Internal BrightWind contributors with push access to brightwind-dev/brightwind can skip step 1 and clone the upstream repo directly.

  1. Fork the repo on GitHub — click the Fork button (top-right of the brightwind repo page).

  2. Clone your fork locally:

    git clone https://github.com/YOUR_USERNAME/brightwind.git
    cd brightwind
    
  3. Add the upstream remote so you can pull future changes from the main repo:

    git remote add upstream https://github.com/brightwind-dev/brightwind.git
    
  4. Sync dev and create a feature branch named after the issue:

    git checkout dev
    git pull upstream dev
    git checkout -b iss123_short_description
    
  5. Keep changes small and focused. Verify before committing:

    git diff
    git status
    
  6. Commit with a message that starts with the issue number (the space between iss and # links the commit to the issue on GitHub):

    git commit -m "iss #123 short description of the change"
    
  7. Push to your fork:

    git push -u origin iss123_short_description
    

Pull requests

Open PRs from your fork's feature branch into brightwind-dev/brightwind:dev — not master.

Before raising a PR:

  • All tests pass — see Running tests.
  • Add a CHANGELOG.md entry under [Unreleased] for user-facing changes.
  • Update docstrings for new or changed behaviour.
  • Add a test for new functionality or bug fixes.

In the PR, keep the scope focused (ideally one issue), reference the issue number in the title (e.g. [iss123] Short description), and clearly explain what changed and why.


Development setup

Install brightwind in editable mode in a dedicated environment.

Option 1 — venv

python -m venv brightwind_dev
# Windows
brightwind_dev\Scripts\activate
# macOS / Linux
source brightwind_dev/bin/activate

Option 2 — conda

conda create --name brightwind_dev python=3.11
conda activate brightwind_dev

Editable install

With the environment active, clone the repo and install brightwind in editable mode:

git clone https://github.com/brightwind-dev/brightwind.git
cd brightwind
pip install -e .

The -e flag links the install to your local clone, so code changes are picked up without reinstalling.

To work on or test parquet loading, include the optional engine (pyarrow by default):

pip install -e .[parquet]

Or use fastparquet instead: pip install -e .[parquet-fastparquet].


Running tests

From the repo root:

pytest tests/

Single file or single test:

pytest tests/test_load.py
pytest tests/test_load.py::test_load_brighthub -v

All tests must pass before raising a PR. New functionality should include tests covering normal behaviour and edge cases.

Integration tests against BrightHub

Some tests hit the live BrightHub API and require API credentials.
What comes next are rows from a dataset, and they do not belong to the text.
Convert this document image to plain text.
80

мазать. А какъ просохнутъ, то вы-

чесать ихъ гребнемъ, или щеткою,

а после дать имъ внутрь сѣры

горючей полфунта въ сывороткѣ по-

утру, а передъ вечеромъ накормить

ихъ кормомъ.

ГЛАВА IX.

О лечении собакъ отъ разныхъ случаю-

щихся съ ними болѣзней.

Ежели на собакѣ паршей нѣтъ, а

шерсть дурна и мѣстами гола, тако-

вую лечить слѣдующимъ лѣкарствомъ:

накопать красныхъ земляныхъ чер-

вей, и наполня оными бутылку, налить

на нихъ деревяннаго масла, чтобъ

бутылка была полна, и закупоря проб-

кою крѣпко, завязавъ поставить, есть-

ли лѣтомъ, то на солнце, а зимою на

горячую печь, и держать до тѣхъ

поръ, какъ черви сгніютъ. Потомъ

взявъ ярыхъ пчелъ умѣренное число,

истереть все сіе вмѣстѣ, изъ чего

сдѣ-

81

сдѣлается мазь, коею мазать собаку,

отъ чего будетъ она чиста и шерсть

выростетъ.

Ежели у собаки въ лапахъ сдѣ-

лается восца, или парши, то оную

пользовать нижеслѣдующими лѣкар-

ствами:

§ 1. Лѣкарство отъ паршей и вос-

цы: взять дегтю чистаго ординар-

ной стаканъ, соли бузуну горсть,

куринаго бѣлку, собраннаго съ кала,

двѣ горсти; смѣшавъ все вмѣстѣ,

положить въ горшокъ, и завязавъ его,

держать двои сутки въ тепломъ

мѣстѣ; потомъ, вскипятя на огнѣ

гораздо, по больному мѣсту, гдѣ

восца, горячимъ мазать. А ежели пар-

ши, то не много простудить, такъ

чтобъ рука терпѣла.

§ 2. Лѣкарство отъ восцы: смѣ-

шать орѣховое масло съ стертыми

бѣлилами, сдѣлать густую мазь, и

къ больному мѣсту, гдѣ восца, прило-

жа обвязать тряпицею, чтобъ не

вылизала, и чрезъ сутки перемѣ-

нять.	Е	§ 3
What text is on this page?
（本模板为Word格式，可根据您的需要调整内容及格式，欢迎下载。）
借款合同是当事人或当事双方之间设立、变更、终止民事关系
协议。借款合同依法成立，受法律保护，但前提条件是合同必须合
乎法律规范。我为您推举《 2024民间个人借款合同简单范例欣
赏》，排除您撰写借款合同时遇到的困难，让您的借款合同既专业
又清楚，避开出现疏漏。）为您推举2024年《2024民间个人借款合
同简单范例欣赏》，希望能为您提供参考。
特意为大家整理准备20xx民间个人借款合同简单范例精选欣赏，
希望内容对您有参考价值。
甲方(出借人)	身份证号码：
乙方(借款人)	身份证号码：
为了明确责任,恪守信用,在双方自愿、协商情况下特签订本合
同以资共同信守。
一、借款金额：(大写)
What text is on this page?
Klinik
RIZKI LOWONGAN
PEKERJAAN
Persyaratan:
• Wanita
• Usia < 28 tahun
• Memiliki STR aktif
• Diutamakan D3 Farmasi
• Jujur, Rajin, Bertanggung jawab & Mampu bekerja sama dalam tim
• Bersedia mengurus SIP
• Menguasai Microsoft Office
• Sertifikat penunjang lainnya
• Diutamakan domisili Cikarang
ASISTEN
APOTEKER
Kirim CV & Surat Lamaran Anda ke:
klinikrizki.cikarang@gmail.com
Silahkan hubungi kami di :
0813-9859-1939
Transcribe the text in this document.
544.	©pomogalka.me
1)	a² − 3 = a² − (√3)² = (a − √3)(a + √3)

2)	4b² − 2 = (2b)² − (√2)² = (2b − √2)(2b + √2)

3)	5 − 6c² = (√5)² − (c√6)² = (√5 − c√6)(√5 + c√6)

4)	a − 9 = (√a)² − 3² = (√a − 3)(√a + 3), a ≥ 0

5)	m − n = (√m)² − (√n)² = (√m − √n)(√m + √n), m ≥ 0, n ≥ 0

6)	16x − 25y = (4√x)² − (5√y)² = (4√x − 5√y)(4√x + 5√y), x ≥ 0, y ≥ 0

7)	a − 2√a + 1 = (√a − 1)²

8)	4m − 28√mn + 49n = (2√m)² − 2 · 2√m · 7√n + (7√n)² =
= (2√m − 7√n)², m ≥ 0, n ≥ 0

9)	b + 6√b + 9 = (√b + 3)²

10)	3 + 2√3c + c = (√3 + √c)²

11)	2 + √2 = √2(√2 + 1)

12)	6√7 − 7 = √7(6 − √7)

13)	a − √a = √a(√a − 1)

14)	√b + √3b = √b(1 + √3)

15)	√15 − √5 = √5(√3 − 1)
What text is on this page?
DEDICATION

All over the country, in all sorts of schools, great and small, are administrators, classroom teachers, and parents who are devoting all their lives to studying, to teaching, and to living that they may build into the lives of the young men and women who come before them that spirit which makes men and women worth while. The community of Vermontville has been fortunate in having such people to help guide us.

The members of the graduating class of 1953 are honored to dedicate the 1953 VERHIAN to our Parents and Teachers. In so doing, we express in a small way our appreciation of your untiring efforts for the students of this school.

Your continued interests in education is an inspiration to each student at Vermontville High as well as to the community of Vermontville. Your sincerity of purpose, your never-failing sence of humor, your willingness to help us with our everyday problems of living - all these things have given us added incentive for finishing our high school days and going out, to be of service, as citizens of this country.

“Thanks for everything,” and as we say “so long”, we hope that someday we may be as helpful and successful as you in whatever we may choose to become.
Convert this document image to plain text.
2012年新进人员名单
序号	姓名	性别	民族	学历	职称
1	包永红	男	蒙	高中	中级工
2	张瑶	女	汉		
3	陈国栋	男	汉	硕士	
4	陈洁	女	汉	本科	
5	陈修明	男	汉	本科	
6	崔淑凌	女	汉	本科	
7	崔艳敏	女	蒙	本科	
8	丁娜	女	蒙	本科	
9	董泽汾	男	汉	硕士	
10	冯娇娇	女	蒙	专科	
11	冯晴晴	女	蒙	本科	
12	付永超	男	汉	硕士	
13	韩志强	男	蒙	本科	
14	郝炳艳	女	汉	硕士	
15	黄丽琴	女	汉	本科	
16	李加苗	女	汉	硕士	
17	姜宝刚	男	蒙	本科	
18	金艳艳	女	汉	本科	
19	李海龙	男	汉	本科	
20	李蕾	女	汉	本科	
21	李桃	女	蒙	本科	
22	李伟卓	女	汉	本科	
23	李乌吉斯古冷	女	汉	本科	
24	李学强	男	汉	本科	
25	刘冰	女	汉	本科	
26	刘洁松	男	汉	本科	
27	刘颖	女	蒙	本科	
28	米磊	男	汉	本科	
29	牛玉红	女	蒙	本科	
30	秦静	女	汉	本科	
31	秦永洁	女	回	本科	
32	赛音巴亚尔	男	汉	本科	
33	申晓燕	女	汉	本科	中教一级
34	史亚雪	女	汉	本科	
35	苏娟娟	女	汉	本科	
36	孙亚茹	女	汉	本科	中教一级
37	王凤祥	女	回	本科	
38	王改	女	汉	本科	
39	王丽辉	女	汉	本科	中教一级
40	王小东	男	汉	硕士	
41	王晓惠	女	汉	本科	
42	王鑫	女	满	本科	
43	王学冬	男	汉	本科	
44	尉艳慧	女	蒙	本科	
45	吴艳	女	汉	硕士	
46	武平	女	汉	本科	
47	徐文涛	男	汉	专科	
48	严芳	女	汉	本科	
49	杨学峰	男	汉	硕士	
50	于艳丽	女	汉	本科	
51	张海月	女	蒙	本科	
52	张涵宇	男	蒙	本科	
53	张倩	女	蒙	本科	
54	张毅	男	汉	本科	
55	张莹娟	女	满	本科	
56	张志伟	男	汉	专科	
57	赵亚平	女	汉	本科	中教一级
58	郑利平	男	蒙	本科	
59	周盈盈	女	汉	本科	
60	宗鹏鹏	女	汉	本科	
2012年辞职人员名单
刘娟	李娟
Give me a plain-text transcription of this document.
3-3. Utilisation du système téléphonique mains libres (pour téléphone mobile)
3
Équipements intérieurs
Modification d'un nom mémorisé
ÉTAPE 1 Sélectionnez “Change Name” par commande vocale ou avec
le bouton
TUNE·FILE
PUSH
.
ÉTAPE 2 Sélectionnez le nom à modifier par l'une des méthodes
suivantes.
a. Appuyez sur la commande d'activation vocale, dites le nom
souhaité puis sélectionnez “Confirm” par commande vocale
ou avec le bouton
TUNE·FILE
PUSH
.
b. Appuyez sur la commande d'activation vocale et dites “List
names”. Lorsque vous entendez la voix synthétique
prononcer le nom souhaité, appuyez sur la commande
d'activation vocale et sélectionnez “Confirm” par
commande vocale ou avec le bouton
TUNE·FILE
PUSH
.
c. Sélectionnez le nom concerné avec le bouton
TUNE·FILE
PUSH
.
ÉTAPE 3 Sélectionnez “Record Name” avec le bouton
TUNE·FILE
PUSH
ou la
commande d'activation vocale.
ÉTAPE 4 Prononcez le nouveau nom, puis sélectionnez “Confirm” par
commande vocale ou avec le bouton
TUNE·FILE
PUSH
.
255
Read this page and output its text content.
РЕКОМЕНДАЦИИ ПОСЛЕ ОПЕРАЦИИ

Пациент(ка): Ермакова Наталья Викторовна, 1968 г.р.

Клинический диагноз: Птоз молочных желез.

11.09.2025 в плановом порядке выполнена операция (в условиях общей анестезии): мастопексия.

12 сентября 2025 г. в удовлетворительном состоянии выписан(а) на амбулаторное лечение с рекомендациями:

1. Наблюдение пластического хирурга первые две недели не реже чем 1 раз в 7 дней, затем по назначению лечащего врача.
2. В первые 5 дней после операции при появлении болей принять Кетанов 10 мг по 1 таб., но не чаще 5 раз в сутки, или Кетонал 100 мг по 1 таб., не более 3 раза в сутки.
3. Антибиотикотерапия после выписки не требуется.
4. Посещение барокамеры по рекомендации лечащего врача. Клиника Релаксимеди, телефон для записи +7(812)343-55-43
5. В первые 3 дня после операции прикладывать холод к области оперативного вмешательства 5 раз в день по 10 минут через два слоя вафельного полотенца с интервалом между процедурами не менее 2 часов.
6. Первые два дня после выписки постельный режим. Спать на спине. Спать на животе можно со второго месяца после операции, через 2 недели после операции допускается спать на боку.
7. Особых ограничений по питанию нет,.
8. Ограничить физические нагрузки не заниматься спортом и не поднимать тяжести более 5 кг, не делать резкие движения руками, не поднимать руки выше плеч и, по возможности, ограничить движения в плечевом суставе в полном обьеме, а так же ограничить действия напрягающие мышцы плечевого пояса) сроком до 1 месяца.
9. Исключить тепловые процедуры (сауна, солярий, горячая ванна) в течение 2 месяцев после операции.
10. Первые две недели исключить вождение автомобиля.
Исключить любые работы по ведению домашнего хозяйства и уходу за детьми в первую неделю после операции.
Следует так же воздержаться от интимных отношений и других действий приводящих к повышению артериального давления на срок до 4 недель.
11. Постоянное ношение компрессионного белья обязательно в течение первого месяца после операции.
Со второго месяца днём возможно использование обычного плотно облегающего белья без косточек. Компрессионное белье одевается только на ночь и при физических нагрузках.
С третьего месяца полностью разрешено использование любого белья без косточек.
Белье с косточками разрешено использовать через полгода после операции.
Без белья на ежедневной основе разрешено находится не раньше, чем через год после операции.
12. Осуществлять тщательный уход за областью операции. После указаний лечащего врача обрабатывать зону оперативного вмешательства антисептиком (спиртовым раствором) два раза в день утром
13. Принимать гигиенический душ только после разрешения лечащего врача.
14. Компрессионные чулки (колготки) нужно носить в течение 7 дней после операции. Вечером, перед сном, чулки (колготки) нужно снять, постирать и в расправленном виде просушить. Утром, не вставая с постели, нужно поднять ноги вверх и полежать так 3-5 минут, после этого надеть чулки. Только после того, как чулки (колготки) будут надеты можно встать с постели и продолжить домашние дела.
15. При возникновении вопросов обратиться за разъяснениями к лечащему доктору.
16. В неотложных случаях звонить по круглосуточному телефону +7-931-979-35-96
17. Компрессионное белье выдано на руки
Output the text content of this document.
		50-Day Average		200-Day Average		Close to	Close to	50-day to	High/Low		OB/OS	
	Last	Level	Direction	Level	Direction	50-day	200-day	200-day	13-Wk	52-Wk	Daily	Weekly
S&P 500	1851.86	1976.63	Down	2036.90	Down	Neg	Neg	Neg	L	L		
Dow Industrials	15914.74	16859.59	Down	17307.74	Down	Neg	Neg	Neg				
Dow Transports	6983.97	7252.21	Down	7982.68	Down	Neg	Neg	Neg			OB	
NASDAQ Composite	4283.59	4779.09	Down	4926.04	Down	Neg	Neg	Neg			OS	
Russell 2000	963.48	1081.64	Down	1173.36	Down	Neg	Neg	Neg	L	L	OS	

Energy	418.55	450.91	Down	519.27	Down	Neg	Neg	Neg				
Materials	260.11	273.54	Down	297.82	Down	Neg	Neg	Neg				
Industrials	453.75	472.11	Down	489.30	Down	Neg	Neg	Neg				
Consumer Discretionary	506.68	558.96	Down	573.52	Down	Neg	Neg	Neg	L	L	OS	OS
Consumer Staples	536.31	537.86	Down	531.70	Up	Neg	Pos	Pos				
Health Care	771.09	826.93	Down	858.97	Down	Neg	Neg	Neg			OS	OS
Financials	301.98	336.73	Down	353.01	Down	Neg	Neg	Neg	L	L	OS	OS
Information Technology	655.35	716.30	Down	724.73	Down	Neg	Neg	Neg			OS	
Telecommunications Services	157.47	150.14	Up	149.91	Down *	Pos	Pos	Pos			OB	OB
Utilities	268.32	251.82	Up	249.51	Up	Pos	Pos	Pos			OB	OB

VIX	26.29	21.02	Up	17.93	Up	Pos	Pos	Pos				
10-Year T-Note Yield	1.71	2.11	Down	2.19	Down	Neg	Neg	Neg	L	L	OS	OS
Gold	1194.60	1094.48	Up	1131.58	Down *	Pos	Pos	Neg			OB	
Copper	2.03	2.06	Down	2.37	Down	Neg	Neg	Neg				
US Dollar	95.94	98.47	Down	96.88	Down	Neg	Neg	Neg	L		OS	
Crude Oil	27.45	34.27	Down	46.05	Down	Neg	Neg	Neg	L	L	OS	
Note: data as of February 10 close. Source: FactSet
They are automatically skipped if the credentials are not set, so the rest of the suite runs cleanly without them.

Tests covering .parquet downloads also require the [parquet] extra (see Development setup) — they are skipped otherwise.

To run the BrightHub tests, set either an API key pair or an email/password pair as environment variables before running pytest.

Using an API key (recommended — generate one from brighthub.io/account-settings/settings):

# Windows (PowerShell, current session)
$env:BRIGHTHUB_CLIENT_ID="your-client-id"
$env:BRIGHTHUB_CLIENT_SECRET="your-client-secret"

# macOS / Linux
export BRIGHTHUB_CLIENT_ID="your-client-id"
export BRIGHTHUB_CLIENT_SECRET="your-client-secret"

Using email and password (deprecated — will be removed in the next major release (v3.0); not available for Microsoft SSO users):

# Windows (PowerShell, current session)
$env:BRIGHTHUB_EMAIL="your-email"
$env:BRIGHTHUB_PASSWORD="your-password"

# macOS / Linux
export BRIGHTHUB_EMAIL="your-email"
export BRIGHTHUB_PASSWORD="your-password"

Code standards

  • UK English in comments, docstrings and user-facing strings (e.g. "analyse", "colour", "metres").
  • Docstrings use reStructuredText style (:param, :type, :return, :rtype) — see existing functions for examples.
  • Follow existing patterns in the codebase.
  • Wind and solar industry terminology used correctly and consistently.

The library is licensed under the MIT license. By contributing you agree that your contributions will be licensed under the same terms.